There is a story behind this story.

In May, I blogged about Operation Frontline: Detroit and its efforts to help southeast Michigan families eat healthy on a budget.

The staff was tickled pink that they got a mention from a regional blogger. They mentioned it on their Facebook page and then their blogger, Dorothy Hernandez, sent me an email: “I wanted to invite you to a class that’s starting up soon, so you can write about it. It will be held Thursdays at Fish and Loaves pantry in Taylor …”

This story pitch became both a blog project and a print project for my newspaper, The Monroe Evening News. The editors and I thought both our print and online audiences would benefit from, and appreciate, what Operation Frontline: Detroit is doing.

Here is my main story. The next two posts are the sidebars to this piece. (See Jambalaya and other recipes and Serving sizes and your budget)

Cooking on a budget with Operation Frontline

By Paula Wethington

When every dollar in the household budget has to stretch as far as possible, families can face a grocery dilemma.

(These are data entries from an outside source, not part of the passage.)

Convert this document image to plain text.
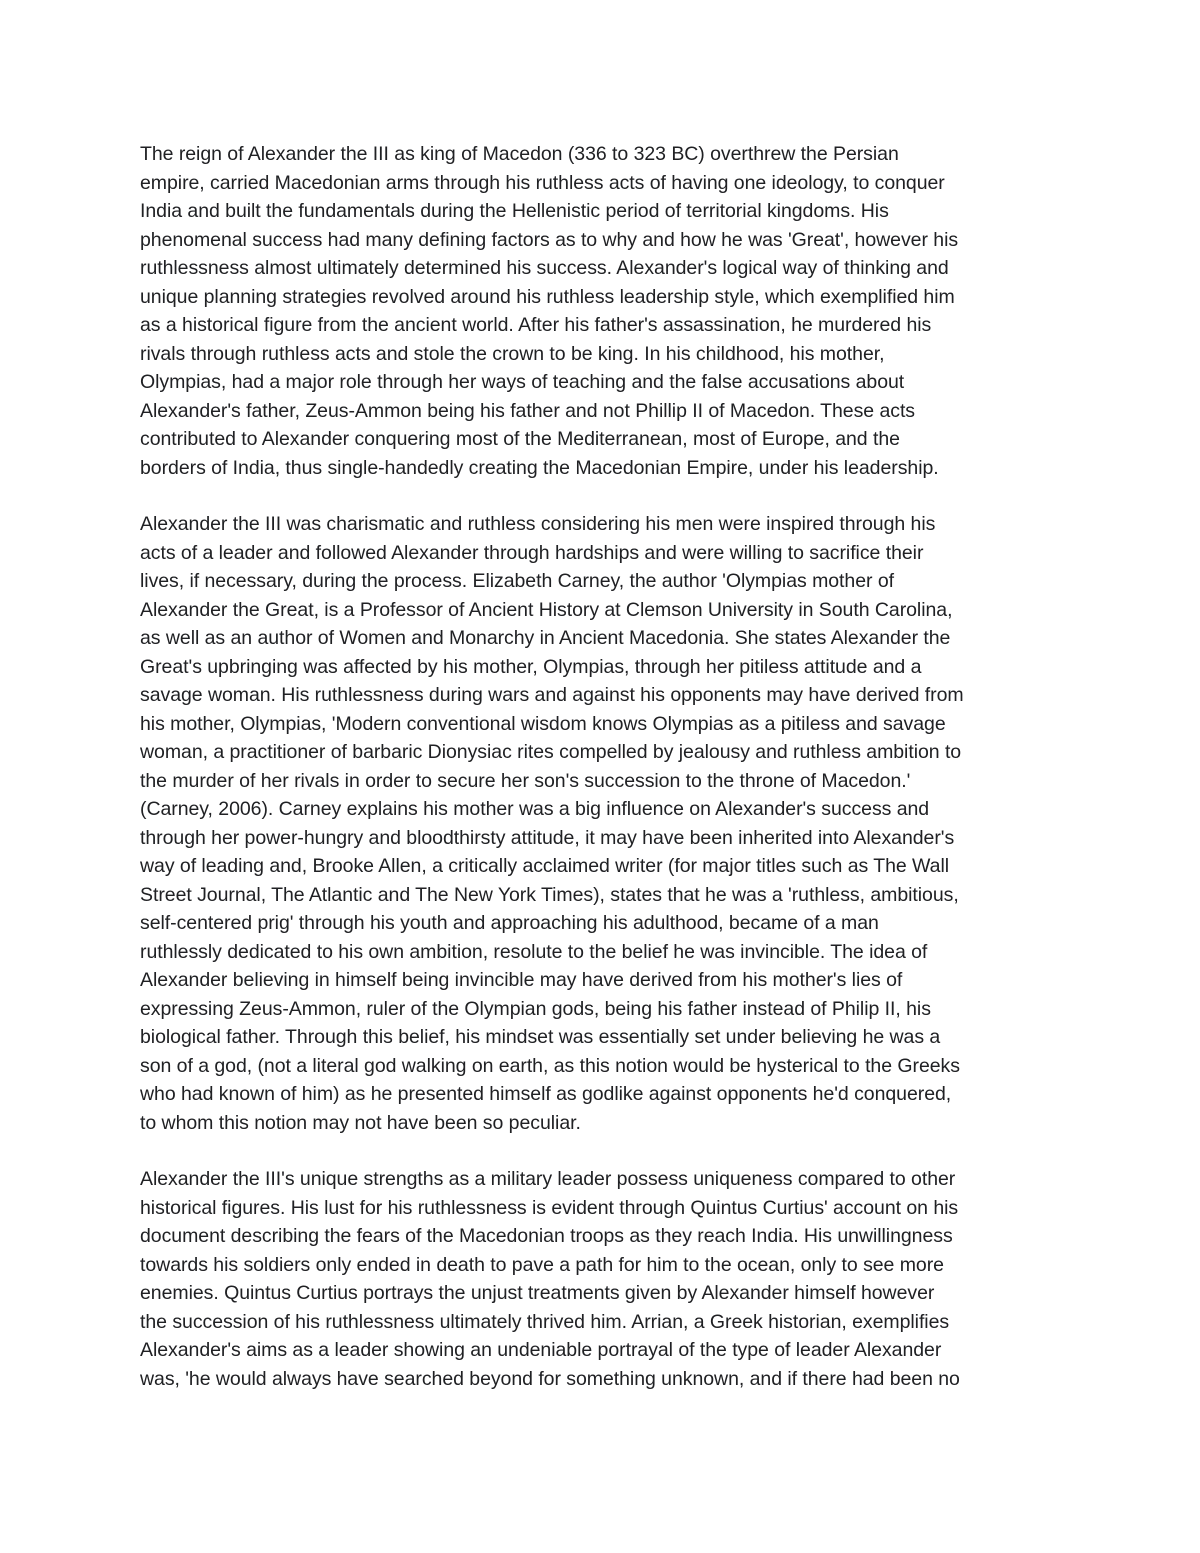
The reign of Alexander the III as king of Macedon (336 to 323 BC) overthrew the Persian
empire, carried Macedonian arms through his ruthless acts of having one ideology, to conquer
India and built the fundamentals during the Hellenistic period of territorial kingdoms. His
phenomenal success had many defining factors as to why and how he was 'Great', however his
ruthlessness almost ultimately determined his success. Alexander's logical way of thinking and
unique planning strategies revolved around his ruthless leadership style, which exemplified him
as a historical figure from the ancient world. After his father's assassination, he murdered his
rivals through ruthless acts and stole the crown to be king. In his childhood, his mother,
Olympias, had a major role through her ways of teaching and the false accusations about
Alexander's father, Zeus-Ammon being his father and not Phillip II of Macedon. These acts
contributed to Alexander conquering most of the Mediterranean, most of Europe, and the
borders of India, thus single-handedly creating the Macedonian Empire, under his leadership.
Alexander the III was charismatic and ruthless considering his men were inspired through his
acts of a leader and followed Alexander through hardships and were willing to sacrifice their
lives, if necessary, during the process. Elizabeth Carney, the author 'Olympias mother of
Alexander the Great, is a Professor of Ancient History at Clemson University in South Carolina,
as well as an author of Women and Monarchy in Ancient Macedonia. She states Alexander the
Great's upbringing was affected by his mother, Olympias, through her pitiless attitude and a
savage woman. His ruthlessness during wars and against his opponents may have derived from
his mother, Olympias, 'Modern conventional wisdom knows Olympias as a pitiless and savage
woman, a practitioner of barbaric Dionysiac rites compelled by jealousy and ruthless ambition to
the murder of her rivals in order to secure her son's succession to the throne of Macedon.'
(Carney, 2006). Carney explains his mother was a big influence on Alexander's success and
through her power-hungry and bloodthirsty attitude, it may have been inherited into Alexander's
way of leading and, Brooke Allen, a critically acclaimed writer (for major titles such as The Wall
Street Journal, The Atlantic and The New York Times), states that he was a 'ruthless, ambitious,
self-centered prig' through his youth and approaching his adulthood, became of a man
ruthlessly dedicated to his own ambition, resolute to the belief he was invincible. The idea of
Alexander believing in himself being invincible may have derived from his mother's lies of
expressing Zeus-Ammon, ruler of the Olympian gods, being his father instead of Philip II, his
biological father. Through this belief, his mindset was essentially set under believing he was a
son of a god, (not a literal god walking on earth, as this notion would be hysterical to the Greeks
who had known of him) as he presented himself as godlike against opponents he'd conquered,
to whom this notion may not have been so peculiar.
Alexander the III's unique strengths as a military leader possess uniqueness compared to other
historical figures. His lust for his ruthlessness is evident through Quintus Curtius' account on his
document describing the fears of the Macedonian troops as they reach India. His unwillingness
towards his soldiers only ended in death to pave a path for him to the ocean, only to see more
enemies. Quintus Curtius portrays the unjust treatments given by Alexander himself however
the succession of his ruthlessness ultimately thrived him. Arrian, a Greek historian, exemplifies
Alexander's aims as a leader showing an undeniable portrayal of the type of leader Alexander
was, 'he would always have searched beyond for something unknown, and if there had been no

The foods and dishes that family members may prefer to eat, or know how to prepare, might not give the most nutritional value in the long run.

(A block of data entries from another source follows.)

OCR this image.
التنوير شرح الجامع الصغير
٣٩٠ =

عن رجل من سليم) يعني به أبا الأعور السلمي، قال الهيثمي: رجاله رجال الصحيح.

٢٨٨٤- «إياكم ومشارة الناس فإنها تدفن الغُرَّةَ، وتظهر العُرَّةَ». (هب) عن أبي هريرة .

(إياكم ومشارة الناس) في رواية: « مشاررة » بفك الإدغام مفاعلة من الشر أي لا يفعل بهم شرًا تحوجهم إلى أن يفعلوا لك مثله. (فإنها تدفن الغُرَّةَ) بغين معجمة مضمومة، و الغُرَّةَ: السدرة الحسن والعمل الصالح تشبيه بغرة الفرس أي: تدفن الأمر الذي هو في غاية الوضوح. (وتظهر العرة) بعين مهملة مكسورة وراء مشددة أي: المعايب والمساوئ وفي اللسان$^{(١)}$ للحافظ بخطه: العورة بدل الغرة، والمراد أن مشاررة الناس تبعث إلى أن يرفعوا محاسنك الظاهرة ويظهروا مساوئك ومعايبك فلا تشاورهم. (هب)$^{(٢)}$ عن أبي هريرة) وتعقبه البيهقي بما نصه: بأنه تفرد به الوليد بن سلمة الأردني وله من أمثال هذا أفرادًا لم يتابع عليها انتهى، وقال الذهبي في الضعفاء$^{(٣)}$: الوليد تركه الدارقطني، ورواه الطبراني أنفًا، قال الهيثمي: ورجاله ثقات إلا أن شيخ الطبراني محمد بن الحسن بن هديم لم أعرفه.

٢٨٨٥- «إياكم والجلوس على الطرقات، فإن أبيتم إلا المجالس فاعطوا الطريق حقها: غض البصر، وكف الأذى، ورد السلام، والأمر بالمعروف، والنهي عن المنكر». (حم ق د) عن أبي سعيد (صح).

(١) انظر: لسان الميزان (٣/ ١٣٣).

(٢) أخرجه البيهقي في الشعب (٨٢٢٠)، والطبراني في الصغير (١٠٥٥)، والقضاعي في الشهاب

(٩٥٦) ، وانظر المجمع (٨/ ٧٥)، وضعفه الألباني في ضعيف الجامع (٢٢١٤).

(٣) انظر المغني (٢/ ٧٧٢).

But since 1994, Operation Frontline: Detroit has been trying to get the message out to southeast Michigan families that good food choices can be made on tight budgets.

Seven cooking and nutrition education class series aimed at families on a budget are available from Operation Frontline’s national office. The way this program works is that an agency or non-profit such as a food pantry or Head Start class contacts Operation Frontline offices in Detroit or several other cities across the country to schedule class times and instructors. The classes are offered free to the participants. Grants and donations pay for the supplies and expenses.

For example, Gleaners Food Bank of Detroit is sponsoring an Eating Right cooking series this summer for Downriver area families at Fish and Loaves in Taylor.

“We don’t want people to struggle with ‘How can I eat healthy on a budget?’” said Sarah Stephison, youth and nutrition program coordinator at Gleaners.

Through this program, Operation Frontline hopes to make a long-term impact on families who find themselves going to food pantries to pick up groceries, signing up for food stamps or making arrangements for their children to be on the school lunch program.

“This knowledge can mean the difference between feeding families just for one night, and making sure they never again have to worry about when their next meal will come,” Operation Frontline: Detroit says on its web site.

And by the way, Eating Right cooking class participants do go home with groceries.

“They take the excitement home to their families,” Ms. Stephison said.

Taylor’s first class session on June 24 featured Barley Jambalaya, a recipe that was contributed to Operation Frontline’s national curriculum by Chef Sarah McKay of Detroit. Each family took home a grocery bag with barley, celery stalks, garlic cloves and other ingredients for the dish they helped make and later sampled.

Also during the class, Chef Norris Bouler shared his expertise on cutting boards, knives and kitchen safety topics. And Kelly Moran, an Operation Frontline: Detroit volunteer, gave a presentation on the food pyramid concepts and why a variety of foods is critical to a healthy diet.

During class introductions, the participants said they were looking for easy-do, inexpensive, but still healthy foods.

For example, David and Debbi Buettner of Brownstown Township have six children at home, ranging in age from 3 to 17. Because of financial circumstances that they ran into, they’ve become experts in techniques such as stockpiling favorite groceries when there is a sale at their local Kroger store.

Mrs. Buettner said she uses cupcake tins to count out serving sizes. Their menu planning includes what day of the week the children are allowed to have sugared cereal for breakfast.

So the Eating Right class definitely was of interest. “I was hoping to find different recipes to do on a budget,” Mrs. Buettner said.

When she realized the Operation Frontline recipes were designed for a $2 a serving budget, she thought a minute and then said she probably could get her actual cost lower because of all the grocery-shopping tricks she already knows.

“We’ve learned to stretch a penny,” Mr. Beuttner said.